A birth rate “bulge” among the rising fives has been blamed on the shortage of space in the classrooms at primary schools in the area.
Ward councillor Ann Shackleton described the situation as “extremely worrying” and is calling for urgent talks with Sandwell Council education chiefs.
She said more than 60 children did not get their first choice and several are either still at home six weeks into the term or are having to travel to schools in other towns.
“There are a lot of worried and unhappy families and we are trying to sort this out as a matter of urgency,” said Cllr Shackleton.
Timbertree Primary School in Cradley Heath had 40 children apply for 30 places and still has a dozen youngsters on its waiting list.
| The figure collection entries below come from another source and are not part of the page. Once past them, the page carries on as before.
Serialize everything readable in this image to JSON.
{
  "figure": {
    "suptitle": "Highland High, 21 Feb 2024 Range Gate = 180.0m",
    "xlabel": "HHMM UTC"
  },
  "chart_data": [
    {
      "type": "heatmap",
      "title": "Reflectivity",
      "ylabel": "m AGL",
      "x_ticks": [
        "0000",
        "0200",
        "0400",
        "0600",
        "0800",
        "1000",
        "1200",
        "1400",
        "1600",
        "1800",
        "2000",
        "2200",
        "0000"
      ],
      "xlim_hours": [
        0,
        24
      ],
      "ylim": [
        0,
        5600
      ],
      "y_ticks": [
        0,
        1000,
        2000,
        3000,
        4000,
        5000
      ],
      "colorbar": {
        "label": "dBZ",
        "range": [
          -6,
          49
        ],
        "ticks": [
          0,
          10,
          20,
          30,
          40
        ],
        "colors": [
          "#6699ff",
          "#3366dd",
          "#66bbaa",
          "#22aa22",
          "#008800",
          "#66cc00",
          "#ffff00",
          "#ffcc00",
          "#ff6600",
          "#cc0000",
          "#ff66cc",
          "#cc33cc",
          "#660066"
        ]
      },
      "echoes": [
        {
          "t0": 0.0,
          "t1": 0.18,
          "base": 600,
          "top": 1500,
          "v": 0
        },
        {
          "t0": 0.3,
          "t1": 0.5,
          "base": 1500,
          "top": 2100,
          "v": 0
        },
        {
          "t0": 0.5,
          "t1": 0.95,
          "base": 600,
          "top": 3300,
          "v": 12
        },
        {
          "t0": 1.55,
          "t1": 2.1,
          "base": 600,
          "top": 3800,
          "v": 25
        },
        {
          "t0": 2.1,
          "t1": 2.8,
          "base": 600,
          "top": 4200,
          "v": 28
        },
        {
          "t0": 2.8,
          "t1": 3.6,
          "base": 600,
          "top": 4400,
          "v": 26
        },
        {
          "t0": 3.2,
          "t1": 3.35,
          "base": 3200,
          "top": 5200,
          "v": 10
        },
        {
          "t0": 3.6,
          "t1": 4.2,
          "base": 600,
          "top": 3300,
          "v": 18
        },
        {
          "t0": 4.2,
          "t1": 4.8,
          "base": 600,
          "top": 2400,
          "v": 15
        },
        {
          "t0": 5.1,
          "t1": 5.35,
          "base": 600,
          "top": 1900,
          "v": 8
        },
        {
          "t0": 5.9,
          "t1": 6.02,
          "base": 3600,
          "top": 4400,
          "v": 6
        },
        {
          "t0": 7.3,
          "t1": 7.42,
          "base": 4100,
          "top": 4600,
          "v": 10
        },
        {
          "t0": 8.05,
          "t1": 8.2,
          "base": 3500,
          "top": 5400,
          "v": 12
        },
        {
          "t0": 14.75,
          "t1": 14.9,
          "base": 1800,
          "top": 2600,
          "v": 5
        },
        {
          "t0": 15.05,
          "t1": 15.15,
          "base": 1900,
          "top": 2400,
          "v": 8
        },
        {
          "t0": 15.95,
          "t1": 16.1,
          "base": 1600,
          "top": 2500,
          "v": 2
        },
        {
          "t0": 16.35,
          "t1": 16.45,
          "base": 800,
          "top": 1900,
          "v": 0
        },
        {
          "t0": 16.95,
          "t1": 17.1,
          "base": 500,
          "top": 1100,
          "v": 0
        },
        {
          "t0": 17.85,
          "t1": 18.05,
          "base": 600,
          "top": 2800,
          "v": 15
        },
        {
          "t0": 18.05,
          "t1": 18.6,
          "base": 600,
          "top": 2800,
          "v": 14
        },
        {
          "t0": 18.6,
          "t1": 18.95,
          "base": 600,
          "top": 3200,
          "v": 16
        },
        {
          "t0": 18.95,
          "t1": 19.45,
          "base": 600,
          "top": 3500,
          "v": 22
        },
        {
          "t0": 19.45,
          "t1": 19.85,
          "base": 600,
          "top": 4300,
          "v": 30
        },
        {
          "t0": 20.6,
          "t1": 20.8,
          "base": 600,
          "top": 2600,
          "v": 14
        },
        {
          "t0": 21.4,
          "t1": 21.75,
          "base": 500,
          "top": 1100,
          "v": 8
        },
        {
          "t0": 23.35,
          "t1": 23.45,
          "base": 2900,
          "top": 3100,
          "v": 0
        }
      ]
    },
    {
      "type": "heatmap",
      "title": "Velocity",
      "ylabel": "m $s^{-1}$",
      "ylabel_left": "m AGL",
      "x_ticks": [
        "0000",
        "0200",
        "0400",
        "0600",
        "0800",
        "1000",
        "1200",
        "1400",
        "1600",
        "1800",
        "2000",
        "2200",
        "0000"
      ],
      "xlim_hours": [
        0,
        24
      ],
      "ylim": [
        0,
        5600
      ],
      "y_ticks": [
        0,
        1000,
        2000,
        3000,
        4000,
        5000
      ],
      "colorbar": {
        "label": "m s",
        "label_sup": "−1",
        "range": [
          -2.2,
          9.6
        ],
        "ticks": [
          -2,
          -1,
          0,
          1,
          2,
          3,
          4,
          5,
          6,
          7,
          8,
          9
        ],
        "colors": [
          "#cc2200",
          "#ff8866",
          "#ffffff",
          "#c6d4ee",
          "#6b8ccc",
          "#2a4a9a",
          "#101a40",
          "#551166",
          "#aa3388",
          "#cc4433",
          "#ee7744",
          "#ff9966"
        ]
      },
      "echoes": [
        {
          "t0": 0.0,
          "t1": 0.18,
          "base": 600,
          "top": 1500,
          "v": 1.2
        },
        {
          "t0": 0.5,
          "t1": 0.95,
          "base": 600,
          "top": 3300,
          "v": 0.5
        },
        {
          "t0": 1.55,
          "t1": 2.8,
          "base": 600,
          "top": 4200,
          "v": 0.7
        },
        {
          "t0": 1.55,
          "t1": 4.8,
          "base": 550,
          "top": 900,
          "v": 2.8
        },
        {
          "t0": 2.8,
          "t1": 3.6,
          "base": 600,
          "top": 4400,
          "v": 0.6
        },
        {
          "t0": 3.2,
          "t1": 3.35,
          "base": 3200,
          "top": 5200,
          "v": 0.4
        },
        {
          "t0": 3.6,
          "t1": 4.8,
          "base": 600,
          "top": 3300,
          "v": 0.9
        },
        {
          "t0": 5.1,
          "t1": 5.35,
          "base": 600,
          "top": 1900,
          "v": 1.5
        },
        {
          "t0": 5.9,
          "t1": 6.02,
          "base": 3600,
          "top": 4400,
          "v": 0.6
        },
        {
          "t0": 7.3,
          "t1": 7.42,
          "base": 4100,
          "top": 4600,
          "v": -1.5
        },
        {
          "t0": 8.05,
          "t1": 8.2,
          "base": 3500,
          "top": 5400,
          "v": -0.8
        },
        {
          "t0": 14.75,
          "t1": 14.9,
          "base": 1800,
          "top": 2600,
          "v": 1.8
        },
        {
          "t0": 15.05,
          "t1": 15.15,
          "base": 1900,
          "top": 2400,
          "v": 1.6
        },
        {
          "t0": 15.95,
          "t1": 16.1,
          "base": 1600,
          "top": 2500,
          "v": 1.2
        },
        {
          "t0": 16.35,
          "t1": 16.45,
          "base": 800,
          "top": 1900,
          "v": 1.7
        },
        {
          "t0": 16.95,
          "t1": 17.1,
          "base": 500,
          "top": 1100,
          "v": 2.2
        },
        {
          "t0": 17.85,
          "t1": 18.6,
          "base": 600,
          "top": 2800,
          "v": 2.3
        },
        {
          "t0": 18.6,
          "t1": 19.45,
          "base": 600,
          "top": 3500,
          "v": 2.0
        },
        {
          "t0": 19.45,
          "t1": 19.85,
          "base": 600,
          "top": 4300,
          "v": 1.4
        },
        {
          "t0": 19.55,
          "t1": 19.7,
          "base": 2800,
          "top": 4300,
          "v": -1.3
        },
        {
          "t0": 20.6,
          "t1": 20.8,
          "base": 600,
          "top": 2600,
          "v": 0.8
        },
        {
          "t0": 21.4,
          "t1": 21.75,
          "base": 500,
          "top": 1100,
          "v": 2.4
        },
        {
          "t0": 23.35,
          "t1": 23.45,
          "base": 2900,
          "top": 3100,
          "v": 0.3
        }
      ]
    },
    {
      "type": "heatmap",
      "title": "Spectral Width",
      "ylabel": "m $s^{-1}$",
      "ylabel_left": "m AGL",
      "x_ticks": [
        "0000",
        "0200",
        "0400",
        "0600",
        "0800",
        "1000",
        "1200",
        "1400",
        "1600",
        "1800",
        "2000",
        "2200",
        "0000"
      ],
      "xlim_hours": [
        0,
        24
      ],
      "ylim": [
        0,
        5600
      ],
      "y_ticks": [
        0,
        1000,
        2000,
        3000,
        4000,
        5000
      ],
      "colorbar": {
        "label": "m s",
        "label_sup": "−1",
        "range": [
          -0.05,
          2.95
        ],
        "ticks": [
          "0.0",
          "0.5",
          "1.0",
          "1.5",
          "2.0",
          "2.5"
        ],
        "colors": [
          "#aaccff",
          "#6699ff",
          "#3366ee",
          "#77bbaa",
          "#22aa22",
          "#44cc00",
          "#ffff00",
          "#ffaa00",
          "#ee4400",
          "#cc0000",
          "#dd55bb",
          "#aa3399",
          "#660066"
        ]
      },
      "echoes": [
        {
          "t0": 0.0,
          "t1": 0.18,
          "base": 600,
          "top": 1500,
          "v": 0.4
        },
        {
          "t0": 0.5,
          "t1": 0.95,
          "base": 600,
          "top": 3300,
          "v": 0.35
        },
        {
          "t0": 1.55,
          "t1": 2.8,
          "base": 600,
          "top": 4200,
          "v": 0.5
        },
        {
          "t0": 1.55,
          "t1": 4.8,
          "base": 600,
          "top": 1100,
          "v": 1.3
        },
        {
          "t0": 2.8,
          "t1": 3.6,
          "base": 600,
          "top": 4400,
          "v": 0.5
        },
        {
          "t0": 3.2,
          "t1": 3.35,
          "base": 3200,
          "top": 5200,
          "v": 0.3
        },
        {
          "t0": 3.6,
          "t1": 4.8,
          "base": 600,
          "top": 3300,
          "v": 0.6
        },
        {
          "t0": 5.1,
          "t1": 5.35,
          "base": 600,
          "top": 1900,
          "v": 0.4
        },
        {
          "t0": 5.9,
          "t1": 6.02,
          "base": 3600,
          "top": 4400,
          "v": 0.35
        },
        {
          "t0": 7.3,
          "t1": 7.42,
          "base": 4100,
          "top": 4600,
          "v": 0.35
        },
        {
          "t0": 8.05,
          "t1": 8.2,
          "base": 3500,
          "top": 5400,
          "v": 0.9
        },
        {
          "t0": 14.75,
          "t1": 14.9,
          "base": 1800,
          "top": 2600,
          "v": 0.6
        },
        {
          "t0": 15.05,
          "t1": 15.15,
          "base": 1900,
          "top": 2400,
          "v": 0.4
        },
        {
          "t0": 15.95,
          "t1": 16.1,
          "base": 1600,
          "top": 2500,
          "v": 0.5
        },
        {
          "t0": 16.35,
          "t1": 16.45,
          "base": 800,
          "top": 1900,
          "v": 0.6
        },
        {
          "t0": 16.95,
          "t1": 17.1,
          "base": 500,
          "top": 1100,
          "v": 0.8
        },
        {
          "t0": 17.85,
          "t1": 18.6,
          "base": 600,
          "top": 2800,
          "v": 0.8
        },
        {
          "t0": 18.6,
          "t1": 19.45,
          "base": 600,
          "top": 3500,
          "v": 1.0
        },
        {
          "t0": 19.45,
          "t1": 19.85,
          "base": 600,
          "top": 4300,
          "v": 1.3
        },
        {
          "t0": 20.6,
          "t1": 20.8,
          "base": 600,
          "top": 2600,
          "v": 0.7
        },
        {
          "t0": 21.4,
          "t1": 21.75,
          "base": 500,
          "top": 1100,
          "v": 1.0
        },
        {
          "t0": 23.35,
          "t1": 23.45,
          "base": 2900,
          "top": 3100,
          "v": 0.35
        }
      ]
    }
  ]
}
Headteacher Hayley Walker said it was “a major issue,” which she believes should have been foreseen by the council and action taken earlier.
“For children to miss the first term or two of their school life will cause massive educational damage to them. It is absolutely crucial to get a good start.
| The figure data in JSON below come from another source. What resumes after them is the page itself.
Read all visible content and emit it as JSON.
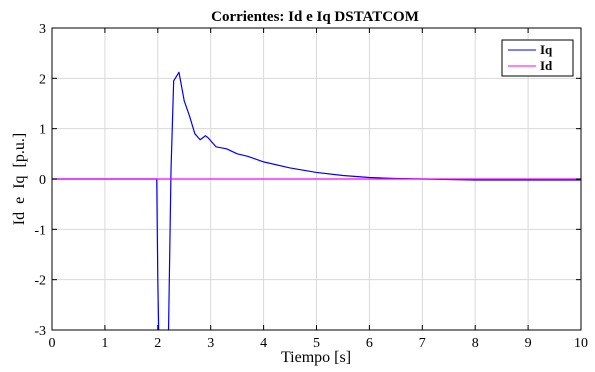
{
  "chart_data": {
    "type": "line",
    "title": "Corrientes: Id e Iq DSTATCOM",
    "xlabel": "Tiempo [s]",
    "ylabel": "Id e Iq [p.u.]",
    "xlim": [
      0,
      10
    ],
    "ylim": [
      -3,
      3
    ],
    "xticks": [
      0,
      1,
      2,
      3,
      4,
      5,
      6,
      7,
      8,
      9,
      10
    ],
    "yticks": [
      -3,
      -2,
      -1,
      0,
      1,
      2,
      3
    ],
    "grid": true,
    "legend_position": "top-right",
    "series": [
      {
        "name": "Iq",
        "color": "#0000ff",
        "x": [
          0,
          1.98,
          2.0,
          2.02,
          2.05,
          2.1,
          2.15,
          2.2,
          2.25,
          2.3,
          2.4,
          2.5,
          2.6,
          2.7,
          2.8,
          2.85,
          2.9,
          2.95,
          3.0,
          3.1,
          3.2,
          3.3,
          3.4,
          3.5,
          3.7,
          4.0,
          4.5,
          5.0,
          5.5,
          6.0,
          6.5,
          7.0,
          7.5,
          8.0,
          9.0,
          10.0
        ],
        "y": [
          0,
          0,
          -2.0,
          -3.2,
          -3.2,
          -3.2,
          -3.2,
          -3.2,
          0.2,
          1.95,
          2.12,
          1.55,
          1.25,
          0.9,
          0.78,
          0.82,
          0.86,
          0.82,
          0.76,
          0.64,
          0.62,
          0.6,
          0.55,
          0.5,
          0.45,
          0.34,
          0.22,
          0.13,
          0.07,
          0.03,
          0.01,
          0.0,
          -0.01,
          -0.02,
          -0.02,
          -0.02
        ]
      },
      {
        "name": "Id",
        "color": "#ff00ff",
        "x": [
          0,
          10
        ],
        "y": [
          0,
          0
        ]
      }
    ]
  }
}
“The year one phonics testing, for example, is based on six terms work. If they’ve not had that, they will be behind and that’s not fair on them,” said Mrs Walker.
Other Sandwell schools have seen their pupil admission numbers increased - some to as much as three form entry with 90 children in a year group, while most schools in Cradley Heath and Old Hill are single form entry with just 30 places available in each year.
Mrs Walker said a family had moved into Valley Road - just yards from the school during the summer - but their child was forced to go to school in Tipton because there was no room at Timbertree.
Cabinet member of children and young people Councillor Bob Badham said he had only just been told about the problem and would be meeting with local councillors and education officers.
“It is of serious concern and we will obviously investigate these cases. It may be parental choice that these children are not going to school because they didn’t get the school they wanted,” said Cllr Badham.
He hit back at the claim the council had been slow to act, saying it had got “very good figures on birth rates and influx of new families into the borough.”
“We’ve had to concentrate on where there are massive rises in the number of new pupils and are looking at the whole of the borough - this area has not been forgotten,” he said, adding that the education budget had been hit by “draconian cuts” as a result of the Government’s austerity measures.